Data Science Seminar
Hosted by the Department of Mathematics and Statistics
Abstract
With advancements in sensing and communication technologies, spatial-temporal big data has become integral to urban life, enabling solutions for challenges in smart cities, public safety, and human behavior analysis. A critical issue lies in enhancing diverse human decision-making processes within urban environments, spanning applications such as ride-sharing vehicle dispatch, public transportation management, and autonomous driving. Offline reinforcement learning (RL) offers a promising approach to learning and optimizing urban strategies (or policies) by leveraging pre-collected human-generated spatial-temporal urban data. However, standard offline RL faces two major challenges: (1) data scarcity and data heterogeneity, and (2) distributional shift. This talk will explore strategies for addressing these two challenges in a multi-task urban setting through innovative data-sharing methods across tasks. These techniques involve extracting latent representations of human behaviors, sharing data among tasks, and proposing more robust offline RL algorithms. Such methods enable effective data augmentation for each task, paving the way for improved decision-making processes in urban environments.

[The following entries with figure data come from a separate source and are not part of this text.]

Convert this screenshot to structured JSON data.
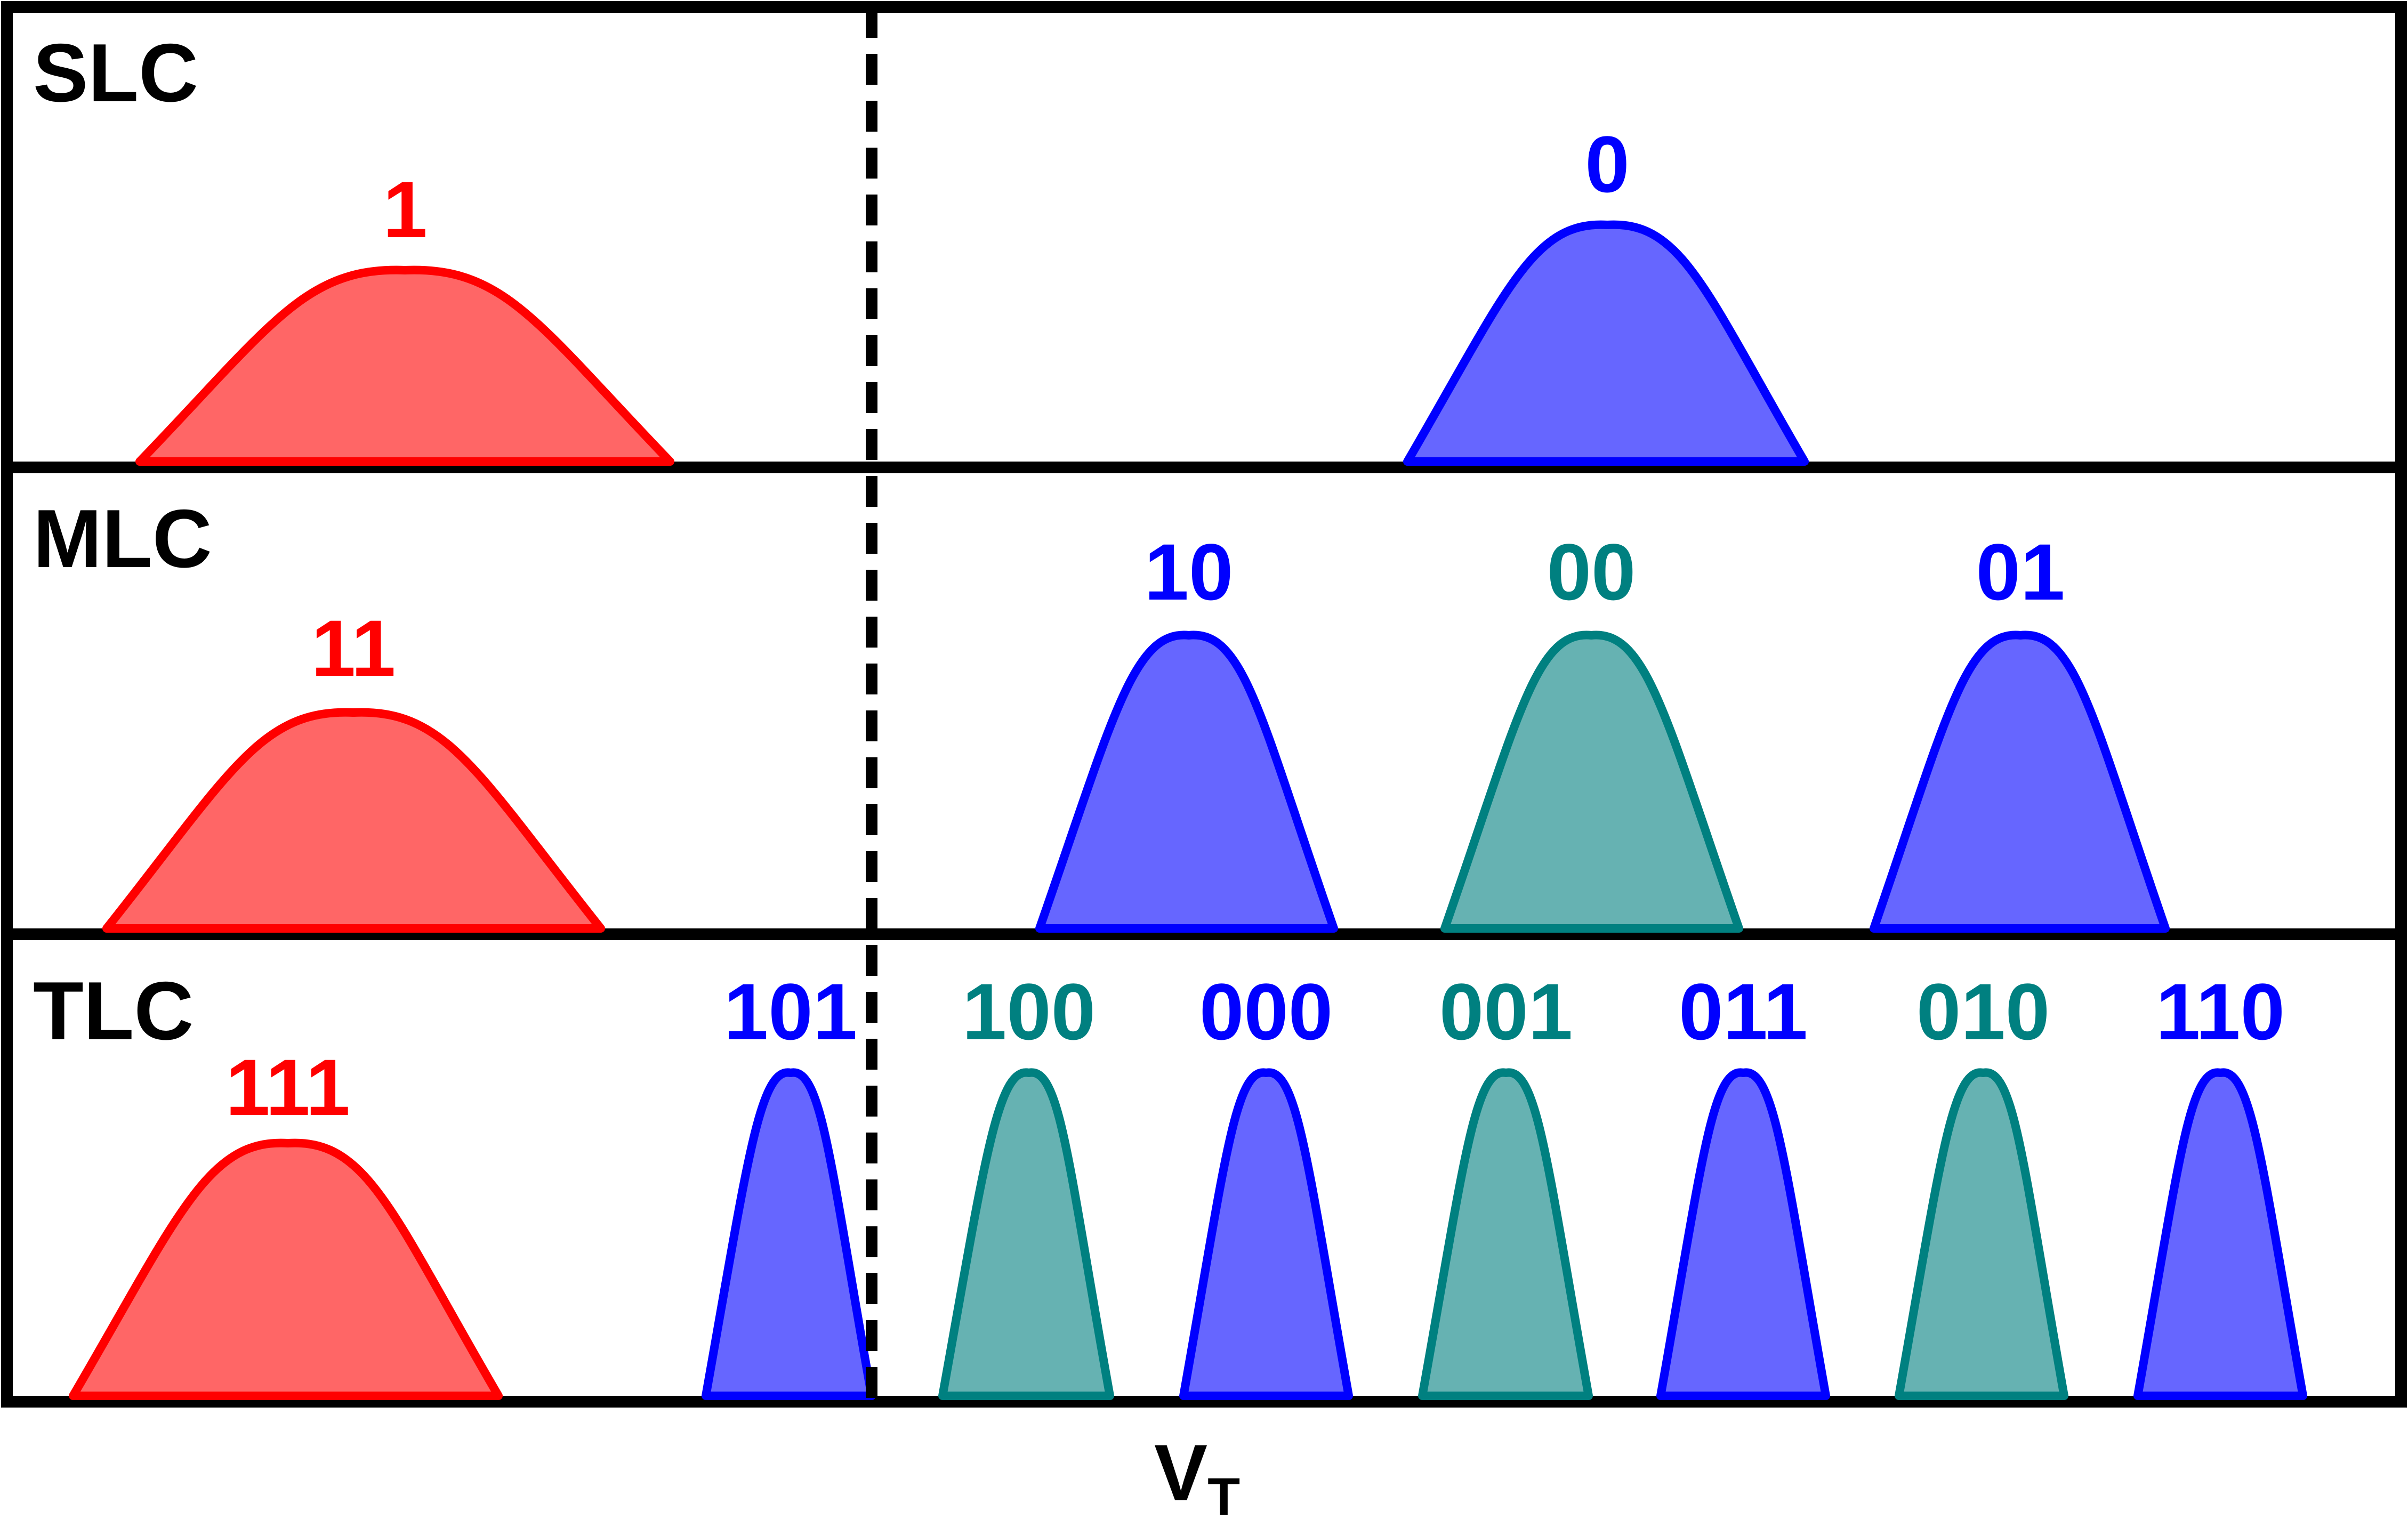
{
  "colors": {
    "erased_line": "#ff0000",
    "erased_fill": "#ff6666",
    "blue_line": "#0000ff",
    "blue_fill": "#6666ff",
    "teal_line": "#008080",
    "teal_fill": "#66b2b2",
    "frame": "#000000"
  },
  "axis_label": {
    "main": "V",
    "sub": "T"
  },
  "panels": [
    {
      "label": "SLC",
      "states": [
        {
          "code": "1",
          "color": "erased"
        },
        {
          "code": "0",
          "color": "blue"
        }
      ]
    },
    {
      "label": "MLC",
      "states": [
        {
          "code": "11",
          "color": "erased"
        },
        {
          "code": "10",
          "color": "blue"
        },
        {
          "code": "00",
          "color": "teal"
        },
        {
          "code": "01",
          "color": "blue"
        }
      ]
    },
    {
      "label": "TLC",
      "states": [
        {
          "code": "111",
          "color": "erased"
        },
        {
          "code": "101",
          "color": "blue"
        },
        {
          "code": "100",
          "color": "teal"
        },
        {
          "code": "000",
          "color": "blue"
        },
        {
          "code": "001",
          "color": "teal"
        },
        {
          "code": "011",
          "color": "blue"
        },
        {
          "code": "010",
          "color": "teal"
        },
        {
          "code": "110",
          "color": "blue"
        }
      ]
    }
  ]
}
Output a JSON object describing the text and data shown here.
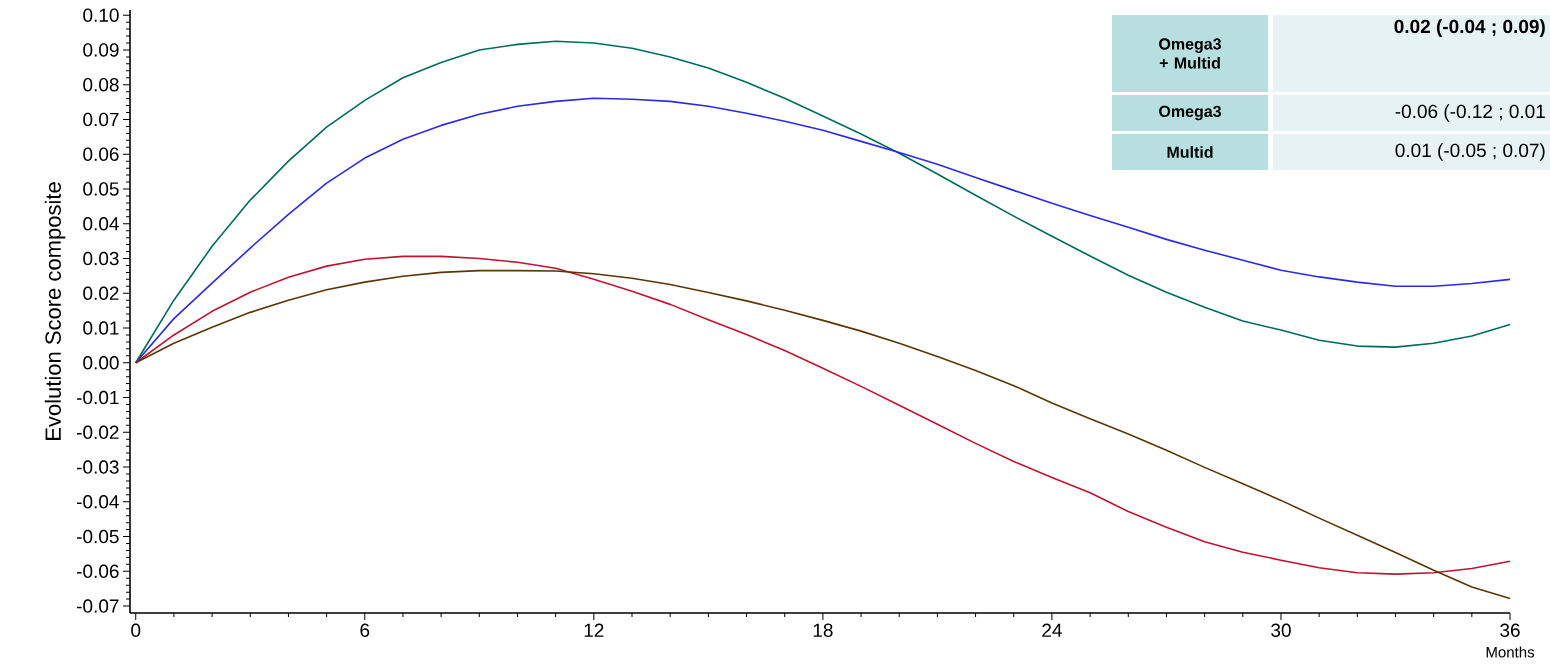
{
  "chart_data": {
    "type": "line",
    "ylabel": "Evolution Score composite",
    "xlabel": "Months",
    "xlim": [
      -0.15,
      36
    ],
    "xticks": [
      0,
      6,
      12,
      18,
      24,
      30,
      36
    ],
    "ylim": [
      -0.072,
      0.1015
    ],
    "yticks": [
      {
        "value": 0.1,
        "label": "0.10"
      },
      {
        "value": 0.09,
        "label": "0.09"
      },
      {
        "value": 0.08,
        "label": "0.08"
      },
      {
        "value": 0.07,
        "label": "0.07"
      },
      {
        "value": 0.06,
        "label": "0.06"
      },
      {
        "value": 0.05,
        "label": "0.05"
      },
      {
        "value": 0.04,
        "label": "0.04"
      },
      {
        "value": 0.03,
        "label": "0.03"
      },
      {
        "value": 0.02,
        "label": "0.02"
      },
      {
        "value": 0.01,
        "label": "0.01"
      },
      {
        "value": 0,
        "label": "0.00"
      },
      {
        "value": -0.01,
        "label": "-0.01"
      },
      {
        "value": -0.02,
        "label": "-0.02"
      },
      {
        "value": -0.03,
        "label": "-0.03"
      },
      {
        "value": -0.04,
        "label": "-0.04"
      },
      {
        "value": -0.05,
        "label": "-0.05"
      },
      {
        "value": -0.06,
        "label": "-0.06"
      },
      {
        "value": -0.07,
        "label": "-0.07"
      }
    ],
    "x": [
      0,
      1,
      2,
      3,
      4,
      5,
      6,
      7,
      8,
      9,
      10,
      11,
      12,
      13,
      14,
      15,
      16,
      17,
      18,
      19,
      20,
      21,
      22,
      23,
      24,
      25,
      26,
      27,
      28,
      29,
      30,
      31,
      32,
      33,
      34,
      35,
      36
    ],
    "series": [
      {
        "color": "#006b5e",
        "values": [
          0,
          0.018,
          0.0335,
          0.0468,
          0.058,
          0.0678,
          0.0755,
          0.082,
          0.0864,
          0.09,
          0.0916,
          0.0925,
          0.092,
          0.0905,
          0.088,
          0.0848,
          0.0807,
          0.0761,
          0.071,
          0.0658,
          0.0603,
          0.0543,
          0.0482,
          0.0422,
          0.0364,
          0.0307,
          0.0252,
          0.0203,
          0.016,
          0.012,
          0.0094,
          0.0065,
          0.0048,
          0.0045,
          0.0056,
          0.0077,
          0.011
        ]
      },
      {
        "color": "#2b2be6",
        "values": [
          0,
          0.0127,
          0.0229,
          0.033,
          0.0427,
          0.0517,
          0.0589,
          0.0643,
          0.0683,
          0.0715,
          0.0738,
          0.0752,
          0.0761,
          0.0758,
          0.0752,
          0.0738,
          0.0718,
          0.0695,
          0.0669,
          0.0637,
          0.0605,
          0.0571,
          0.0533,
          0.0496,
          0.0459,
          0.0424,
          0.039,
          0.0355,
          0.0324,
          0.0295,
          0.0266,
          0.0247,
          0.0232,
          0.022,
          0.022,
          0.0228,
          0.024
        ]
      },
      {
        "color": "#c0142e",
        "values": [
          0,
          0.008,
          0.0148,
          0.0203,
          0.0246,
          0.0278,
          0.0298,
          0.0306,
          0.0306,
          0.03,
          0.0289,
          0.0272,
          0.024,
          0.0206,
          0.0168,
          0.0124,
          0.0081,
          0.0035,
          -0.0016,
          -0.0068,
          -0.0122,
          -0.0177,
          -0.0232,
          -0.0284,
          -0.033,
          -0.0374,
          -0.0428,
          -0.0473,
          -0.0515,
          -0.0545,
          -0.0568,
          -0.059,
          -0.0604,
          -0.0608,
          -0.0604,
          -0.0592,
          -0.0571
        ]
      },
      {
        "color": "#5a3608",
        "values": [
          0,
          0.0056,
          0.0102,
          0.0145,
          0.018,
          0.021,
          0.0232,
          0.0249,
          0.026,
          0.0265,
          0.0265,
          0.0264,
          0.0256,
          0.0243,
          0.0225,
          0.0202,
          0.0178,
          0.0151,
          0.0122,
          0.0091,
          0.0056,
          0.0018,
          -0.0022,
          -0.0066,
          -0.0116,
          -0.0161,
          -0.0205,
          -0.0252,
          -0.0301,
          -0.0348,
          -0.0396,
          -0.0447,
          -0.0496,
          -0.0546,
          -0.0597,
          -0.0645,
          -0.0678
        ]
      }
    ],
    "annotations": [
      "Omega3 + Multid",
      "0.02 (-0.04 ; 0.09)",
      "Omega3",
      "-0.06 (-0.12 ; 0.01",
      "Multid",
      "0.01 (-0.05 ; 0.07)"
    ]
  }
}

Biography of the speaker: Dr. Yingxue Zhang is an Assistant Professor in the Computer Science Department at Binghamton University. She received her PhD in Data Science from Worcester Polytechnic Institute in 2022. Her research interests include: 1) human behavior analysis and decision-making analysis with deep learning approaches (e.g., reinforcement learning and imitation learning), and (2) spatial-temporal data mining with novel AI techniques for urban computing and smart cities.